Il s’agit de mesures exceptionnelles destinées au sauvetage du secteur afin de se préparer pour la prochaine saison. Nous devons éviter une catastrophe économique globale, car des hôtels qui n’ont pas de clients risquent de fermer et de licencier le personnel. Ils ne pourront ni payer le fisc ni la CNSS ni rembourser les banques.
Il faut absolument éviter la possibilité d’un cycle infernal d’effondrement du tourisme, en reportant les dettes bancaires et fiscales. C’est une bouffée d’oxygène pour toute l’économie du pays. Il y a également des mesures d’ordre social pour ne pas laisser en détresse le personnel qui risque d’être licencié.
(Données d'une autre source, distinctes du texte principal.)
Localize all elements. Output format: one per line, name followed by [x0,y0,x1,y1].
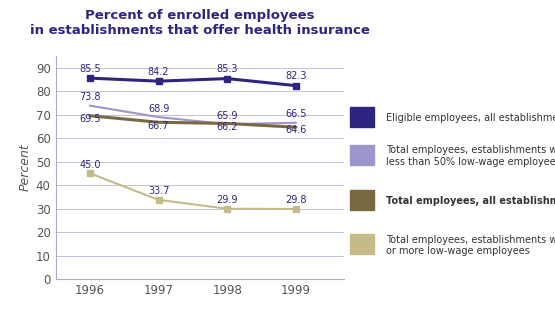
Text: 82.3: 82.3 [285,71,307,82]
Text: 45.0: 45.0 [79,160,100,170]
Text: 66.7: 66.7 [148,121,169,131]
Text: Percent of enrolled employees
in establishments that offer health insurance: Percent of enrolled employees in establi… [30,9,370,37]
Text: 85.5: 85.5 [79,64,100,74]
Text: 33.7: 33.7 [148,186,169,196]
Y-axis label: Percent: Percent [19,144,32,191]
Text: 64.6: 64.6 [285,126,307,135]
Text: Total employees, establishments with 50%
or more low-wage employees: Total employees, establishments with 50%… [386,235,555,256]
Text: Total employees, all establishments: Total employees, all establishments [386,196,555,206]
Text: 73.8: 73.8 [79,92,100,102]
Text: 84.2: 84.2 [148,67,169,77]
Text: 29.9: 29.9 [216,195,238,205]
Text: 66.5: 66.5 [285,109,307,119]
Text: 68.9: 68.9 [148,104,169,113]
Text: Eligible employees, all establishments: Eligible employees, all establishments [386,113,555,123]
FancyBboxPatch shape [350,107,374,127]
Text: 29.8: 29.8 [285,196,307,206]
Text: Total employees, establishments with
less than 50% low-wage employees: Total employees, establishments with les… [386,145,555,167]
Text: 69.5: 69.5 [79,114,100,124]
Text: 85.3: 85.3 [216,64,238,74]
FancyBboxPatch shape [350,234,374,255]
FancyBboxPatch shape [350,190,374,210]
Text: 66.2: 66.2 [216,122,238,132]
Text: 65.9: 65.9 [216,111,238,121]
FancyBboxPatch shape [350,145,374,165]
N’oublions pas que l’emploi direct et indirect portent sur 400.000 salariés.

Les mesures que vous avez annoncées manquent parfois de précision ?
Chaque ministère va arrêter de son côté les modalités d’application des mesures prises par le gouvernement.
Pour les crédits bancaires, il y aura une circulaire de la BCT dans ce sens. Pour la fiscalité, ce sera le ministère des Finances et pour la CNSS ce sera le ministère des Affaires sociales qui préciseront les détails.
Pour faire face aux problèmes structurels du tourisme, quelle est votre stratégie à long terme ?
Tout le secteur touristique a besoin d’être restructuré, car il ne répond plus aux impératifs de l’heure.
La restructuration doit toucher aussi bien les institutions étatiques que la profession. La réorganisation des structures étatiques doit se faire en fonction des objectifs : incitations aux investissements, développement de la formation professionnelle, révision de la classification des hôtels, introduction des normes de sécurité…
L’hôtellerie tunisienne a beaucoup souffert depuis plusieurs années et des solutions courageuses s’imposent pour redresser la situation.
Un tiers des hôtels sont en difficulté depuis plus de dix ans.
Le deuxième tiers souffre depuis 2011 et le troisième tiers risque de s’écouler s’il n’y a pas de mesures de sauvetage immédiates.